Projeto da UFRN usa bordado para promover cuidado e bem-estar a cuidadores

Criar bordados tornou-se uma forma de expressar arte com calma. Com agulha, linha, tecido e tesoura, o artesanato se transforma em obra de arte. Essa é a essência das atividades do projeto “Entre Saúde e Bordados”, desenvolvido pela Faculdade de Ciências da Saúde do Trairi (Facisa), da UFRN.
Voltado para o cuidado e bem-estar de responsáveis por crianças em vulnerabilidade social, o projeto atende cuidadores vinculados ao Centro Especializado em Reabilitação de Santa Cruz. As ações compreendem oficinas de bordado livre, momentos de escuta qualificada e rodas de conversa sobre temas relacionados à saúde, fortalecendo o bem-estar físico e emocional dos participantes.
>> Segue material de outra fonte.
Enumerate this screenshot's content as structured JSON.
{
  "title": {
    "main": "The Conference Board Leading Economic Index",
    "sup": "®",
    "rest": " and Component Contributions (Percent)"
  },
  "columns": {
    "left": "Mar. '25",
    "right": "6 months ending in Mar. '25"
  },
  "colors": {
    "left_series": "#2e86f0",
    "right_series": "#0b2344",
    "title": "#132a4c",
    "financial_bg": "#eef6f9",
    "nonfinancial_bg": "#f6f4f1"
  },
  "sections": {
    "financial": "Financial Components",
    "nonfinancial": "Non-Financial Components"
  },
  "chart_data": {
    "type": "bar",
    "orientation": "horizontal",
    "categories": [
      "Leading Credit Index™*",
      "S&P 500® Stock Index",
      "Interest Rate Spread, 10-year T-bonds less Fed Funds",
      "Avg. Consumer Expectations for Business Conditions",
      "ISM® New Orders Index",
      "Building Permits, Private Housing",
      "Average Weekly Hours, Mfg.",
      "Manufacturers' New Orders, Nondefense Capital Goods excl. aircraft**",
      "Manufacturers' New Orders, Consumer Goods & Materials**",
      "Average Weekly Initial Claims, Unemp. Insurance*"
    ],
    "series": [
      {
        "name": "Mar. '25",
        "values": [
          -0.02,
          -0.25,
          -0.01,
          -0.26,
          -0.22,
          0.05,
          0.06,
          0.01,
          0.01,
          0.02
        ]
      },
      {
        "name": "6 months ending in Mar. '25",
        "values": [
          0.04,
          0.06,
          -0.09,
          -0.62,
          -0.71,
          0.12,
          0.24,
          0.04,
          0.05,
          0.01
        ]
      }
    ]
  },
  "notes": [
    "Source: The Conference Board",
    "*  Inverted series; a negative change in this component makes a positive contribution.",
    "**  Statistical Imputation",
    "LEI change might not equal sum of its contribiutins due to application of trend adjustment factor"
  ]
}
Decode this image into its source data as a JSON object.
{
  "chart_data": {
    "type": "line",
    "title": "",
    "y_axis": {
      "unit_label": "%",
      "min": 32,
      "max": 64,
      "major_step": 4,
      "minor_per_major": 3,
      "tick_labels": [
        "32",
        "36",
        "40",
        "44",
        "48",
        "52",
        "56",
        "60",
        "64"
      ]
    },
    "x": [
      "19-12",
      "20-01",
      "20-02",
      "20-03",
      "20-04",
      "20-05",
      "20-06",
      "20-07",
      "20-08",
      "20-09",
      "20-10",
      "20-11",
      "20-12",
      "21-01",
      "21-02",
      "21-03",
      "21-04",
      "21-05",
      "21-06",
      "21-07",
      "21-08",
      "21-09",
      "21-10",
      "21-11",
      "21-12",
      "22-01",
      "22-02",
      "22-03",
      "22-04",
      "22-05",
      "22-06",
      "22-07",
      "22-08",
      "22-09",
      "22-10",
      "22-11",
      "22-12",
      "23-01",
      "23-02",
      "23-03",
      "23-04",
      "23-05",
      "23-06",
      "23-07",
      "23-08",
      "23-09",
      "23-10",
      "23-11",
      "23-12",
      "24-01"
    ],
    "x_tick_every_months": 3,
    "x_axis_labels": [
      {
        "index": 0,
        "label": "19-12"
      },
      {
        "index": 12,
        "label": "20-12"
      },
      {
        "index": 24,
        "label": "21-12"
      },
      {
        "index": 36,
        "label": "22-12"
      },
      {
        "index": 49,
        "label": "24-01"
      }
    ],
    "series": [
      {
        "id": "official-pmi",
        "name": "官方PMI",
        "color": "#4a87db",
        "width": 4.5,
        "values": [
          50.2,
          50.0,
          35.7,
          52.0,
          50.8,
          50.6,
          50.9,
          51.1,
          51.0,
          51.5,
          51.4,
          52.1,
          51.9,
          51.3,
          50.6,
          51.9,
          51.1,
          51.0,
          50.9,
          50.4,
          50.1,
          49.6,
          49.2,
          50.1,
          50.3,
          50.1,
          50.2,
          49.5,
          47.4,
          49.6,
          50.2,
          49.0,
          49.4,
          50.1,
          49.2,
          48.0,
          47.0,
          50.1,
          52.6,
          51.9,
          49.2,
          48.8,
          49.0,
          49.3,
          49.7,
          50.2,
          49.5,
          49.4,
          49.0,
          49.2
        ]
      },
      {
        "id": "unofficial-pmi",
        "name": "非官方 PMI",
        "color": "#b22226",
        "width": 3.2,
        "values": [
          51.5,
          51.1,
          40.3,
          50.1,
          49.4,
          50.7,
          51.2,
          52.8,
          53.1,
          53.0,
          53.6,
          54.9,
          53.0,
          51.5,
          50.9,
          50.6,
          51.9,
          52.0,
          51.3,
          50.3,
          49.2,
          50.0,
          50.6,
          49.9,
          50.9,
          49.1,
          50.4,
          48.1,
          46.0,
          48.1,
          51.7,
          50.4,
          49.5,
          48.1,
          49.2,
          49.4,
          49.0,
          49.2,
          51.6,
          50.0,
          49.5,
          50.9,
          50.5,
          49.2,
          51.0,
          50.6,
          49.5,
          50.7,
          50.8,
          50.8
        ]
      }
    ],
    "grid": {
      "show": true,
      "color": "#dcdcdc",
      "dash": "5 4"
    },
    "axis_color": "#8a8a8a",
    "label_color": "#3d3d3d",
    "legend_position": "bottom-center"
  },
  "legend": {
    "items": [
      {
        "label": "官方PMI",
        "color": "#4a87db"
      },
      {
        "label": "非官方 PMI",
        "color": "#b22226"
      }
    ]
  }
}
A coordenadora do projeto, professora Amanda Soares, explicou que o programa surgiu a partir de sua experiência pessoal como artesã e bordadeira. Iniciado em outubro de 2025, o projeto integra essa vivência ao contexto acadêmico como estratégia para cuidar e promover a saúde.
Amanda destaca que evidências científicas evidenciam os benefícios de unir arte à saúde. Estudos mostram que atividades manuais, seja por lazer ou renda, reduzem estresse e ansiedade, promovem relaxamento, satisfação, foco, expressão emocional e senso de produtividade. Esses efeitos são sentidos na saúde mental das participantes.
Além disso, bordar com frequência pode estimular o desenvolvimento de novas habilidades manuais e práticas, fortalecendo a atividade cerebral e promovendo mudanças positivas na vida das pessoas envolvidas.
A professora ressalta que a prática traz benefícios como tranquilidade, paciência e estímulo à criatividade. Para ela, bordar abriu caminho para outras habilidades, como pintura e crochê.
Outro objetivo é contribuir para a independência financeira das participantes, criando uma rede de apoio para quem enfrenta dificuldades econômicas e cuida de crianças em vulnerabilidade social. O bordado pode se tornar fonte complementar de renda, promovendo autonomia e valorização pessoal.
O projeto é voluntário e não conta com financiamento. Doações de materiais para as oficinas são bem-vindas, conforme Amanda.
As inscrições ocorrem pelo Sistema Integrado de Gestão de Atividades Acadêmicas (Sigaa), abertas no início de cada semestre. Atualizações são disponibilizadas no perfil @entresaudeebordados nas redes sociais.
Sobre a participação, Amanda explica que o projeto é aberto a todos os cuidadores, independentemente do gênero. Porém, até o momento, o público é majoritariamente feminino devido a fatores socioculturais que ainda atribuem principalmente às mulheres o cuidado familiar.
Vinicius Costa de Oliveira, 21 anos, estudante de enfermagem da UFRN, é o único homem participante. Ele integra o projeto e atua nas oficinas ao lado de mães de crianças atípicas e equipe especializada.
Vinicius relata que, apesar do receio inicial, foi acolhido e conseguiu desenvolver práticas eficientes. Ele destaca que o projeto ajuda a ressignificar ideias sobre gênero e cuidado, mostrando que sensibilidade, expressão artística e cuidado não têm gênero.
Para ele, o bordado também funciona como forma de escuta ativa e terapia, trazendo benefícios para estudantes de saúde que participam do projeto.
Vinicius ressalta que o bordado se tornou uma forma de cuidado e pausa durante momentos de sobrecarga e estresse, oferecendo tranquilidade e organização dos pensamentos e emoções. Ele pretende levar essa prática para sua vida pessoal e profissional.